Sensitivity can be thought of as ‘how delicate/sensitive the test is to picking up little changes’. The test for amylase is highly sensitive because it is capable of picking up very small amounts of amylase in the blood. As a result, the chance of amylase being present that is “below the threshold for detection” is small. Therefore, a negative result would mean one of two things. Firstly, that amylase is present but in such small quantities that it is undetectable by the test (unlikely because this test picks up small changes). Secondly, that amylase is not present at all (more likely).
This example works because the disease (pancreatitis) has a trait (amylase) that is almost always present and the test looks for that trait. If the trait is not present, the disease is unlikely to be present and can be ruled out.
The specificity of a test is the proportion of people who test negative among all those who actually do not have that disease.
A specific test helps rule a disease in when positive (e.g. urine dipstick for nitrites in UTI). Highly SPecific = SPIN = rule in.
If a disease (UTI) has a trait (nitrites in urine) that is rare in other diseases, a test for that trait can be thought of as being highly specific because the trait is specific to that disease. However, a positive result would not mean they definitely have a UTI because a highly specific test does not factor in how common the disease is (prevalence).
Positive predictive value (PPV) and negative predictive value (NPV)
Positive predictive value (PPV) and negative predictive value (NPV) are directly related to prevalence and allow you to clinically say how likely it is a patient has a specific disease.
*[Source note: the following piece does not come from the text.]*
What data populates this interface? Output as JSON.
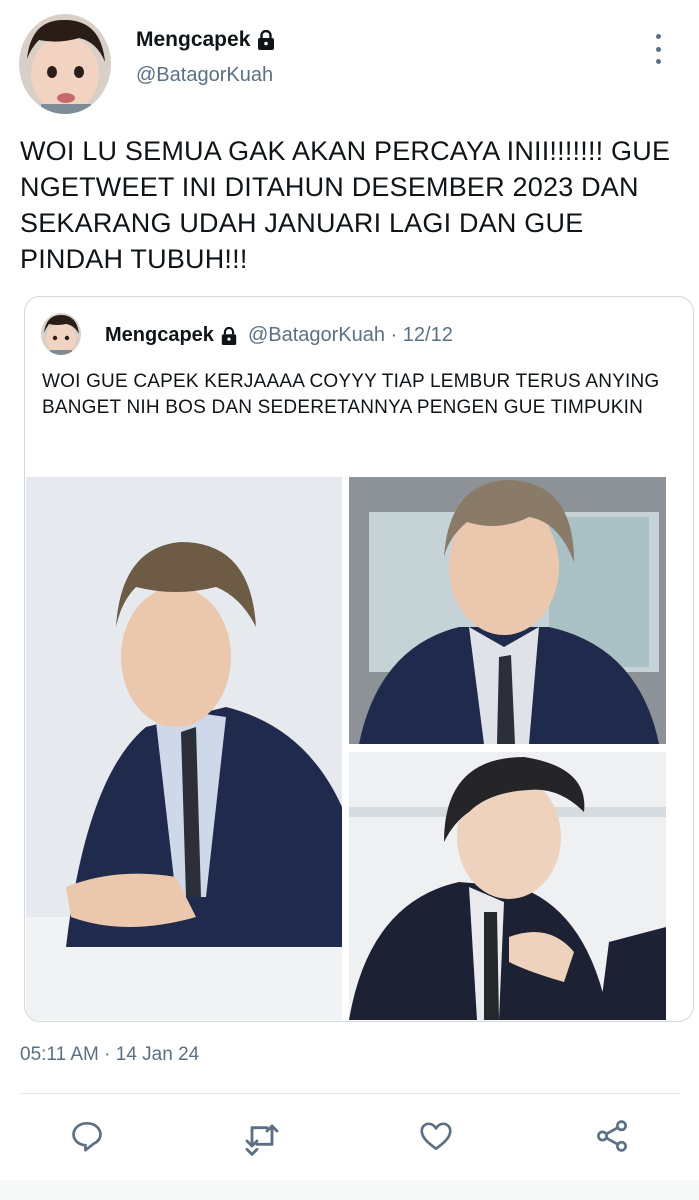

Positive predictive value (PPV)
The positive predictive value is the probability that following a positive test result, that individual will truly have that specific disease.
Negative predictive value (NPV)
The negative predictive value is the probability that following a negative test result, that individual will truly not have that specific disease.
For any given test (i.e. sensitivity and specificity remain the same) as prevalence decreases, the PPV decreases because there will be more false positives for every true positive. This is because you’re hunting for a “needle in a haystack” and likely to find lots of other things that look similar along the way – the bigger the haystack, the more frequently you mistake things for a needle.
Therefore, as prevalence decreases, the NPV increases because there will be more true negatives for every false negative. This is because a false negative would mean that a person actually has the disease, which is unlikely because the disease is rare (low prevalence).
Examples of how PPV and NPV could vary with prevalence for a specific test can be seen below.
Hopefully, with the help of this article, the concepts of sensitivity, specificity, PPV and NPV are now clearer. The examples given should allow you to see how and why these vary as different factors change.